Early onset Alzheimer’s causes short-term memory loss, problems with motor skills
Published in the March 15 – 28, 2017 issue of Morgan Hill Life
By Marty Cheek
A woman with a lively personality, Christine Perez worked for years in the marketing department at Hewlett Packard. When she was 43, doctors diagnosed the Morgan Hill resident with early onset Alzheimer’s. She died in September 2012 at the age of 50.
Jim Perez, Christine’s husband of almost 30 years, noticed the signs of dementia several years before the diagnosis. The first hint was when he saw canceled checks returned by the bank. Christine had asked supermarket clerks to fill the amount boxes. Besides short-term memory challenges, the disease caused problems with his wife’s motor skills, which made it a problem for her to write anything more complicated than her signature. She also got confused by how to write in an amount on the check.
The progression of symptoms of dementia caused by the brain disease started to strain the quality of life of Christine and Jim’s family. Son Ryan was 10 and son Martin was 12 when their mother was diagnosed.
“At first, I really didn’t know how to explain to my sons what was happening to their mother,” Jim said. “I tried to keep things as normal as I could for them but it was very difficult. My personal life became 24-hour care for my wife. My job was a good distraction, but it seemed that the dementia was always on my mind.”
Another problem is that the personality of the loved one with the disease changes severely, and they will often grow suspicious of other family members.
“It was pretty tough because sometimes people with dementia will focus on a person, and at the time it ended up being my younger son,” Jim said.
Christine would accuse Ryan of lying and taking objects and blame him for different things she thought were happening. Jim had to protect the boy from his mother’s unusual behavior.
“I did it by trying to explain the best I could that she was sick,” he said. “Then I would try not to let him get into that situation and try to distract her if she looked like she was going to be agitated.”
Jim’s life soon revolved around taking care of his wife. He set up a hospital bed in the family room because the bedrooms were upstairs in their home. This allowed Christine to be more involved with her family and see her children more. During the last five years of her life Christine could not walk and her speech was limited. As her physical condition grew worse, Jim hired a home-care woman during the day when he was at work. Fortunately, his wife in her 30s had signed up through HP for long-term disability insurance which was offered at $30 a month.
“That ended up paying for the home-care lady,” he said. “It adds up pretty quick when you pay by the hour.”
Alzheimer’s is a very isolating disease for caregivers. A big help for him emotionally was getting involved with a dementia support group in Morgan Hill, Jim said.
“Even though I was already well into the disease with my wife, it helps to listen to others going through the same thing,” he said. “A lot of time your experiences are pretty similar and you learn tricks here and there and care and communication and things like that. Also, in the beginning, it’s just overwhelming. You’re lost, you’re really lost. And people who came into the support group in the beginning did not know what to expect, so it helps with the unknown because you really don’t know what’s going to happen from month to month or day to day, too.”
Jim also advises people giving care to people facing dementia symptoms should take care of their own physical health.

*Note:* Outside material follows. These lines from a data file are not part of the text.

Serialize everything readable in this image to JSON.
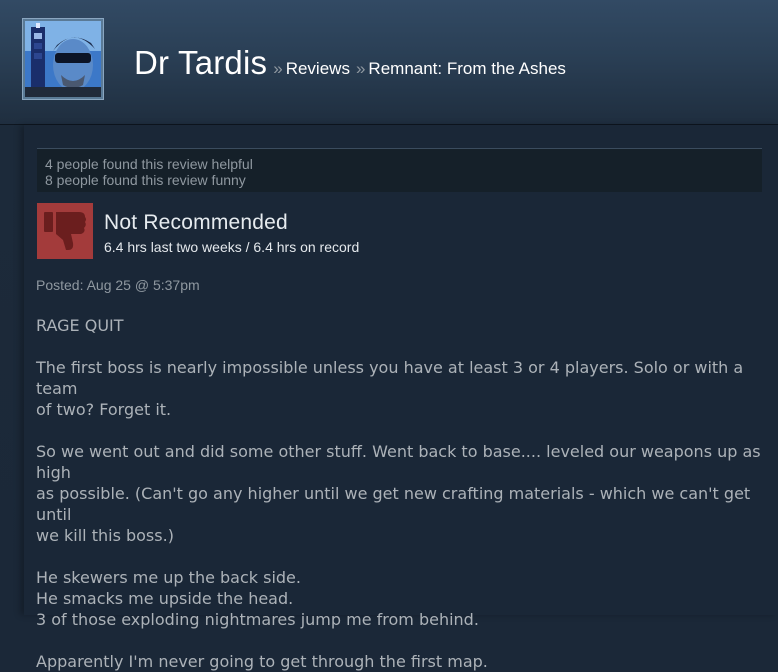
{
  "header": {
    "persona_name": "Dr Tardis",
    "separator": "»",
    "breadcrumbs": [
      "Reviews",
      "Remnant: From the Ashes"
    ]
  },
  "review": {
    "helpful_lines": [
      "4 people found this review helpful",
      "8 people found this review funny"
    ],
    "verdict": "Not Recommended",
    "hours": "6.4 hrs last two weeks / 6.4 hrs on record",
    "posted": "Posted: Aug 25 @ 5:37pm",
    "body": [
      [
        "RAGE QUIT"
      ],
      [
        "The first boss is nearly impossible unless you have at least 3 or 4 players. Solo or with a team",
        "of two? Forget it."
      ],
      [
        "So we went out and did some other stuff. Went back to base.... leveled our weapons up as high",
        "as possible. (Can't go any higher until we get new crafting materials - which we can't get until",
        "we kill this boss.)"
      ],
      [
        "He skewers me up the back side.",
        "He smacks me upside the head.",
        "3 of those exploding nightmares jump me from behind."
      ],
      [
        "Apparently I'm never going to get through the first map."
      ]
    ]
  },
  "icons": {
    "avatar": "user-avatar-tardis",
    "verdict_icon": "thumbs-down-icon"
  },
  "colors": {
    "background": "#1b2838",
    "thumbs_down_bg": "#a33b3b",
    "review_text": "#acb2b8",
    "muted_text": "#8f98a0"
  }
}
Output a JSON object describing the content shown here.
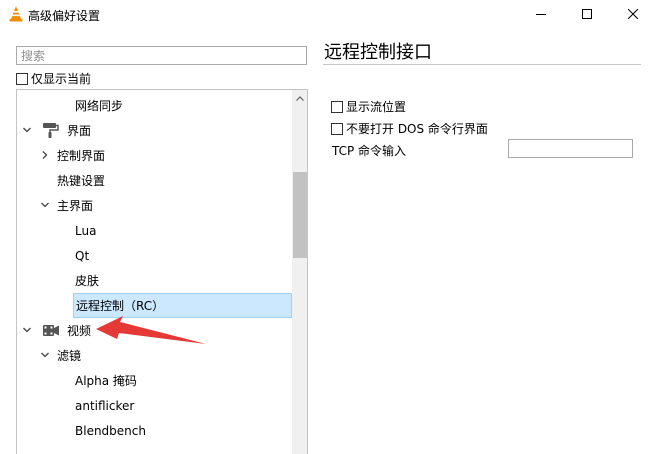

“It’s difficult to care for a loved one if you aren’t at your best,” he said. “Also, it sounds easy, but try to improve your outlook. When things seem at their worst, remember, it’s not your loved one’s fault and it’s not your fault.”
When it comes to dealing with dementia, everyone’s situation is different. The Perez family had relatives in Morgan Hill who helped out with meals and chores. Friends came by and offered care-giving assistance when Jim needed to get away for a while.
“At the time in the neighborhood I live in, I was lucky to be surrounded by great people,” he said. “They were all aware of our situation, and their help and support was appreciated more than they knew. My mom was retired and along with other family members, was always there for us. Caring for my wife at home would not have been possible without these awesome people.”